"Nas recordações adormecidas das gentes da Serra do Montemuro, acordei esta história, que pertence ao passado e se prolonga no futuro.
Segundo reza a tradição popular, no século XII, primórdios da nacionalidade, Leovigildo Peres, homem de muita fé, escolheu Roriz para seu berço. Roriz, localidade situada no sopé da Serra das Cabaças e da Serra do Cimal, cruzando o olhar com a Serra do Montemuro. Hoje, Reriz é o seu nome.
Leovigildo, homem crente e solitário, resolveu vaguear para sul, à busca de um lugar, onde se ouvissem as penas dos passarinhos e os ovinhos a bulir nos ninhos. Prisioneiro da vida, a oração e a penitência eram seu alimento.
Encostado a um velho pau ressequido pelo tempo e enegrecido pelo uso, caminhou em lugares misteriosos, trilhados por sacrifícios de autêntico heroísmo. O tilintar das espadas usadas pelos homens de cruz ao peito ecoava nos filtros do sol ensanguentado. Os suspiros e os lamentos penduravam-se no crucifixo que trazia ao pescoço. De corpo cansado, mas não resignado, Leovigildo isolou-se nas cercanias de Ourique.
O grito da guerra entre sarracenos e cristãos soava como trovão medonho. O bulício das armas e dos homens avançava em tumulto. D. Afonso Henriques, desesperado, recolheu-se numa tenda e lia o Velho Testamento, à busca de um milagre para vencer os mouros, que pareciam carreiros de formigas. Nestes instantes de recolhimento, foi alertado por um dos seus de que um velhinho lhe queria falar.
Com permissão para entrar, olhou fixamente D. Afonso Henriques.

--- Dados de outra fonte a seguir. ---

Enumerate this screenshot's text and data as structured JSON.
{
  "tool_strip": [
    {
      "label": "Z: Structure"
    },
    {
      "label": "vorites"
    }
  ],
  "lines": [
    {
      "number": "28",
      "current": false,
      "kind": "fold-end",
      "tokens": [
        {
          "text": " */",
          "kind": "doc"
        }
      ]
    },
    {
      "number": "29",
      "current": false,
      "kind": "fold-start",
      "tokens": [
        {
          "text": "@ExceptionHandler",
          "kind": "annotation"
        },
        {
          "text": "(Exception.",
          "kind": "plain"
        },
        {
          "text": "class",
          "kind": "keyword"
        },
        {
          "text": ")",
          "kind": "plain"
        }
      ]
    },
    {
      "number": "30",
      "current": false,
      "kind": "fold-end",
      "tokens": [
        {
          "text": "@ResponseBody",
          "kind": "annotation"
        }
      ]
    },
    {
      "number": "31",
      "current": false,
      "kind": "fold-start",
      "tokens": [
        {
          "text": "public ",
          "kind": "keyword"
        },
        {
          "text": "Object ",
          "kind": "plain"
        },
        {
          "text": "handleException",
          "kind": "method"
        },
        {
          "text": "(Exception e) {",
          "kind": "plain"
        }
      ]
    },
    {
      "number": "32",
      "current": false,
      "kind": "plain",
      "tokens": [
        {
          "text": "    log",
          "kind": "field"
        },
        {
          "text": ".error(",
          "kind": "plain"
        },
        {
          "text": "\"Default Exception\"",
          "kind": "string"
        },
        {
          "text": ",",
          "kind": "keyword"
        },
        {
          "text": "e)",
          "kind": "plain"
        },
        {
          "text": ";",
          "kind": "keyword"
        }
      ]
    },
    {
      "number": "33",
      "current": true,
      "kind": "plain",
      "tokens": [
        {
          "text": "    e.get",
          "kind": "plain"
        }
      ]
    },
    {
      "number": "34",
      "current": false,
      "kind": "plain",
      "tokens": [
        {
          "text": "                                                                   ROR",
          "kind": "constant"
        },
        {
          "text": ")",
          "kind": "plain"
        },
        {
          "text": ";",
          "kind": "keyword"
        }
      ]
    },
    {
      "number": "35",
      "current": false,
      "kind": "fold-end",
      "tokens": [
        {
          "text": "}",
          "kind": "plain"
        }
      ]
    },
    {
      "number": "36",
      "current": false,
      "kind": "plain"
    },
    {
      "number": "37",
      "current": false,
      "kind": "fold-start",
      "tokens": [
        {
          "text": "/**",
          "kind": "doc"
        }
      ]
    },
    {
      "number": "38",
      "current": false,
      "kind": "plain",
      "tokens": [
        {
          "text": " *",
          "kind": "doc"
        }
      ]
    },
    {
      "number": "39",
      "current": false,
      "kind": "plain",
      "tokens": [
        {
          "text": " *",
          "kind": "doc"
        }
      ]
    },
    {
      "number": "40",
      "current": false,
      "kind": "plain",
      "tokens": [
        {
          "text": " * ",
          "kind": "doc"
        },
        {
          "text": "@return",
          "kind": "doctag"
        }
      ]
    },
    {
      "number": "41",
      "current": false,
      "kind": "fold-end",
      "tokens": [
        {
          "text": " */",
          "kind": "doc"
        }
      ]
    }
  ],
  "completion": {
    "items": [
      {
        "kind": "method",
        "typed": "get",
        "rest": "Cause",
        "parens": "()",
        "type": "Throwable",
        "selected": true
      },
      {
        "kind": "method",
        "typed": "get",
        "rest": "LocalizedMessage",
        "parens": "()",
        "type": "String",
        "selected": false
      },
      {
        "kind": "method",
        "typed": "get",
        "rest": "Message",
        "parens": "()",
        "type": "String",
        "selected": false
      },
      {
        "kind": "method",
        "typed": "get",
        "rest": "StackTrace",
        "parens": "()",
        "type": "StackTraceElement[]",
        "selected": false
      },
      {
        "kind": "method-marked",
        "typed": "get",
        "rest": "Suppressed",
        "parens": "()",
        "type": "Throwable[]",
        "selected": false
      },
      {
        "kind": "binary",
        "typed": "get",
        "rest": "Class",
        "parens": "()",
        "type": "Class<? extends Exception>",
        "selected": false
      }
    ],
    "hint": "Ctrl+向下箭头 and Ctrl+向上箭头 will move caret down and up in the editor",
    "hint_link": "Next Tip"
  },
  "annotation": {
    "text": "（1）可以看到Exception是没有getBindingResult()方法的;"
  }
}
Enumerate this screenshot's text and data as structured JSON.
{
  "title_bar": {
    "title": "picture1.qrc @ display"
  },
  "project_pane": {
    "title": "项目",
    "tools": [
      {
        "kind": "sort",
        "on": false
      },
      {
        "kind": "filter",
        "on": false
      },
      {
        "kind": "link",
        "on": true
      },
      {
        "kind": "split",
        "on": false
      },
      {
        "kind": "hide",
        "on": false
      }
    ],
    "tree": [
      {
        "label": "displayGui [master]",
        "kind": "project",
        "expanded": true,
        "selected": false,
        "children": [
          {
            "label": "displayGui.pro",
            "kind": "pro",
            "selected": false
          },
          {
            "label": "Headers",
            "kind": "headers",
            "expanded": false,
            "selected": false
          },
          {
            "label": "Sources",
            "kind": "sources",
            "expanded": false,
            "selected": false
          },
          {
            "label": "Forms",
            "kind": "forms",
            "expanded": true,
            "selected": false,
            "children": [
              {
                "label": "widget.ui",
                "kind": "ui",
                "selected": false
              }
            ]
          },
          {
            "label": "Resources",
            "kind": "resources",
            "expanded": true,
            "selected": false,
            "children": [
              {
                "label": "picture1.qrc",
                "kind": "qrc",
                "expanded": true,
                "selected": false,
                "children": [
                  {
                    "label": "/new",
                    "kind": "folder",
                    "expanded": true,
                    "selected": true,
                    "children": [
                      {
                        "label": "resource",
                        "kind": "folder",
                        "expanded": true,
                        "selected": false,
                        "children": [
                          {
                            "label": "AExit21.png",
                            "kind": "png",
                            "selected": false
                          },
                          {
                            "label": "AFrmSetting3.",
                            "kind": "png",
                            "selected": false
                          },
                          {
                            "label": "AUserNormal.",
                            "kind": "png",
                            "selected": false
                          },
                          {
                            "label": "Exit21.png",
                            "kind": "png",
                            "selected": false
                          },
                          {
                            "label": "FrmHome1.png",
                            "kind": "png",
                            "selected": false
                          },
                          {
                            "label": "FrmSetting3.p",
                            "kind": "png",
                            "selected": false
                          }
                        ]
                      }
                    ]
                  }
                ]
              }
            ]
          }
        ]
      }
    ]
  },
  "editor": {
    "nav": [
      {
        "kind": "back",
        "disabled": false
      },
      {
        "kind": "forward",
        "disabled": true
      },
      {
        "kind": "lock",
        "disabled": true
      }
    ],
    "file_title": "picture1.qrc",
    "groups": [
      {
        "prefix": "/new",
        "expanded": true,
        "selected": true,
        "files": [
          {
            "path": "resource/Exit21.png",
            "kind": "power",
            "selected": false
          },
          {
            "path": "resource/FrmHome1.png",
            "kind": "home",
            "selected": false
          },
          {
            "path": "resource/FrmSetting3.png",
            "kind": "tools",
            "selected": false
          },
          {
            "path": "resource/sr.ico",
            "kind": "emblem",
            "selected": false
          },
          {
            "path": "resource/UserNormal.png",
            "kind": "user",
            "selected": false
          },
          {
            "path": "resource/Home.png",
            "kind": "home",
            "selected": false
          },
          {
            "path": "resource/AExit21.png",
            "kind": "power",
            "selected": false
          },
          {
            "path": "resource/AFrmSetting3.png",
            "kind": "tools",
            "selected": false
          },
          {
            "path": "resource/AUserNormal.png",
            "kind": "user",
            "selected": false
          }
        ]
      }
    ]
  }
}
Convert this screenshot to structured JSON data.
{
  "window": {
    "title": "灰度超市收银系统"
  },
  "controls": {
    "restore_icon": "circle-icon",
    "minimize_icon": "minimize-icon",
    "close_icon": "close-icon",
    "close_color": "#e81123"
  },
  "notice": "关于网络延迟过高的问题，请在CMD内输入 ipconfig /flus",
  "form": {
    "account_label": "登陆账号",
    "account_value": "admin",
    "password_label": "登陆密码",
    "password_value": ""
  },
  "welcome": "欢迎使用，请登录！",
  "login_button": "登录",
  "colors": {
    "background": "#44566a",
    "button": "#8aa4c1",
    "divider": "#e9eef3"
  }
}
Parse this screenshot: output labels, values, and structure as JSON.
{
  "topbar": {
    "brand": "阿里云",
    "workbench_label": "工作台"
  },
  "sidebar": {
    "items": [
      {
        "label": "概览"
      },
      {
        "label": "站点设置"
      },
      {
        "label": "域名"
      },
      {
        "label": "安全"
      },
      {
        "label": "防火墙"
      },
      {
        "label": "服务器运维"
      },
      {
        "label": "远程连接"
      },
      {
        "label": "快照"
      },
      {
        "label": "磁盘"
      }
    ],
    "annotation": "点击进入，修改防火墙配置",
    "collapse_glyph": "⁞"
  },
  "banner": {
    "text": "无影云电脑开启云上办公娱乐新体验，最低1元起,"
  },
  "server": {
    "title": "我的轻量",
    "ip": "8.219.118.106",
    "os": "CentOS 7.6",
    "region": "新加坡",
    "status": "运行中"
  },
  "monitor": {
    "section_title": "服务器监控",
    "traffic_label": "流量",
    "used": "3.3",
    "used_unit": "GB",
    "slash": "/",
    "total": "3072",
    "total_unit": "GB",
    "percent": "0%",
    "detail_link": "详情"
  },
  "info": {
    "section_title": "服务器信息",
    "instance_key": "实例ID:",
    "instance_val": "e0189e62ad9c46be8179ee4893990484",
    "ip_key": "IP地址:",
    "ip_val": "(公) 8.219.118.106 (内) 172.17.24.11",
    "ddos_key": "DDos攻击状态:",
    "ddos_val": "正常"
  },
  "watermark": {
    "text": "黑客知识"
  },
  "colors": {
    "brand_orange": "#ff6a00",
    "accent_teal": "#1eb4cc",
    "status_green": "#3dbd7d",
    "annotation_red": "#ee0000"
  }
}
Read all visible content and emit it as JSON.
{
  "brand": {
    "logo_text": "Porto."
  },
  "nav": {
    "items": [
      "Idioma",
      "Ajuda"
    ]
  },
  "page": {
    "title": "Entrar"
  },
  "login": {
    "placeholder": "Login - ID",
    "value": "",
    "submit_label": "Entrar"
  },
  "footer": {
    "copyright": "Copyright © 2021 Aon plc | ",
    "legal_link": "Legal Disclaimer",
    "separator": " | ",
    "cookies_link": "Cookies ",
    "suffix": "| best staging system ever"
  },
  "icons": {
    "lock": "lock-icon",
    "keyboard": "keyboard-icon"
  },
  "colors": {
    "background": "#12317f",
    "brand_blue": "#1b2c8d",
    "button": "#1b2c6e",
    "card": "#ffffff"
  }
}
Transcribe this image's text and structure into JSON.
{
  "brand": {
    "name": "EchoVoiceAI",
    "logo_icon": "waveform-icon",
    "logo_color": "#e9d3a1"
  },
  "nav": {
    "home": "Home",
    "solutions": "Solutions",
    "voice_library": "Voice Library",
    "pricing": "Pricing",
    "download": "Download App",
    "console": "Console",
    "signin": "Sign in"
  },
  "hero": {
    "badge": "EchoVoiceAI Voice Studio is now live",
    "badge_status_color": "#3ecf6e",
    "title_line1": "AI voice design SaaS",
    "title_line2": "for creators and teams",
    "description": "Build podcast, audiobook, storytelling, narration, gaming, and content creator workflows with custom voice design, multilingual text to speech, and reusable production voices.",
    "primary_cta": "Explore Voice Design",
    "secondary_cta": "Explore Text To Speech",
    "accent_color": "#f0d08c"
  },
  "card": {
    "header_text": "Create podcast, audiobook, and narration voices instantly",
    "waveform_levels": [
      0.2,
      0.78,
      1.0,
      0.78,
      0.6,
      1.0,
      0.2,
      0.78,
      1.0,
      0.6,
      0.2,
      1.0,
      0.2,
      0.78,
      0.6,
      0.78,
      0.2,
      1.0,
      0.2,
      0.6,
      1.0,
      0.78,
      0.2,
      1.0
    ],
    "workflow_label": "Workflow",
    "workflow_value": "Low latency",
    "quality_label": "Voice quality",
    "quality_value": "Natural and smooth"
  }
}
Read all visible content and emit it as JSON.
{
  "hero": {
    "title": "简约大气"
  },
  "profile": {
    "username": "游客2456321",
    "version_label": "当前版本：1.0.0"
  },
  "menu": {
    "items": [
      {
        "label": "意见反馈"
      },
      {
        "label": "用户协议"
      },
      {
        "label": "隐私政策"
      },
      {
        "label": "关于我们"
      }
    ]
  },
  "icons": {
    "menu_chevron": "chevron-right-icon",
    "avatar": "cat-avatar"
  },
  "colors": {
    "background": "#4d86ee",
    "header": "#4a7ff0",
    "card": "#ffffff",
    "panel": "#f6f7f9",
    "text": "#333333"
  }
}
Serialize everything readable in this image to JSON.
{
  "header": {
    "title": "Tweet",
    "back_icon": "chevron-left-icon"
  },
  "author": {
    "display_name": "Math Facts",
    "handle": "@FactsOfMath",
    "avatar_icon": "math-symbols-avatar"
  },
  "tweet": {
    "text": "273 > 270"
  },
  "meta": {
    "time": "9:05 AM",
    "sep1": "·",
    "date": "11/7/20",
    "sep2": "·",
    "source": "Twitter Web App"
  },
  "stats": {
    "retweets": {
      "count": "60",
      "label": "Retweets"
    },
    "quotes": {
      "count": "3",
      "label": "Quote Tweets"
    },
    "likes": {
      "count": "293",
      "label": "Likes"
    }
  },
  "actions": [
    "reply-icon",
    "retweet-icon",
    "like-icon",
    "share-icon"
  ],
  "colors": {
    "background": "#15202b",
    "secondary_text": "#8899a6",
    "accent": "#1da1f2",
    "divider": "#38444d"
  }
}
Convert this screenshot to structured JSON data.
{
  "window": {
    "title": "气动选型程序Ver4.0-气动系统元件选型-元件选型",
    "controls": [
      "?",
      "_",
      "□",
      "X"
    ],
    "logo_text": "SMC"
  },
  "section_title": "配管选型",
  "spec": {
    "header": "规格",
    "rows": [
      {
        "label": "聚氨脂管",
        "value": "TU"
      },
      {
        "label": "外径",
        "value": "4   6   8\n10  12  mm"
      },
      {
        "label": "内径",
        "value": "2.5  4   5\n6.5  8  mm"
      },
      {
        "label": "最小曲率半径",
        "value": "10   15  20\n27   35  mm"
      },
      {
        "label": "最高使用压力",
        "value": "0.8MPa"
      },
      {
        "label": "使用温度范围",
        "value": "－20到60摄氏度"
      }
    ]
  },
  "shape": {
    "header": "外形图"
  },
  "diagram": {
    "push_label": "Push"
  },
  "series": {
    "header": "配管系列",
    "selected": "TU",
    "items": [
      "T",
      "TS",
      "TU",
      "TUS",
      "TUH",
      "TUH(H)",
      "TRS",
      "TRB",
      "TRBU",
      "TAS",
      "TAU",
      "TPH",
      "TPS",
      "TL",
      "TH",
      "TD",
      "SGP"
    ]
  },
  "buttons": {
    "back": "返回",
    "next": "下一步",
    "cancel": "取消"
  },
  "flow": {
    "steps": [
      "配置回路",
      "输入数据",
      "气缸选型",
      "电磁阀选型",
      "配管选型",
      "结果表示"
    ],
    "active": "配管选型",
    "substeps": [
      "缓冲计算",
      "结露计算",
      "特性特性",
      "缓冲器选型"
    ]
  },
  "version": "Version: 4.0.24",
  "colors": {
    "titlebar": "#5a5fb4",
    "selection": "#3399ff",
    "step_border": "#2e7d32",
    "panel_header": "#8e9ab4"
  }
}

Este, ao ver aquele mensageiro, assustou-se. Era precisamente a personagem com quem minutos antes tinha sonhado e lhe segredou palavras de esperança.
_Que me quereis?- perguntou-lhe.
_Dizer-vos, Senhor, que sois amado por Deus. A Sua Misericórdia está sobre vós. Ide à luta. Ide, pois vencereis. Deus será o vosso guia.
Depois, saiu da tenda para, rapidamente, não mais ser visto.
A batalha travou-se, dura, no Monte das Cabeças. O desbarato dos sarracenos foi total. Cadáveres mouros cobriam os campos da batalha.
Dia 25 de julho de 1139, data que nem os tempos nem os homens apagarão da nossa História. Os cristãos, comandados por D. Afonso Henriques, venceram a batalha. Loucos de alegria pela vitória alcançada, os homens da cruz proclamaram, pela primeira vez, de cabeça erguida aos céus, D. Afonso Henriques como rei.
Leovigildo Peres regressou a Roriz. No Monte das Cabeceiras fundou uma ermida. A ermida de Nossa Senhora da Natividade ou da Nossa Senhora de Rodes..."
In A Alma de um Povo, Celeste Almeida
Celeste Almeida nasceu em Mangualde e reside em Ribolhos, concelho de Castro Daire. Professora do 1º ciclo, aposentada, é escritora, contadora de histórias e colabora na Rádio Limite, com diversos programas culturais, e no jornal Notícias de Castro Daire, com a rubrica Fragmentos de Emoção. É presidente da Associação Flores da Aldeia de Mosteirô, onde lidera um Rancho Folclórico e um grupo de teatro.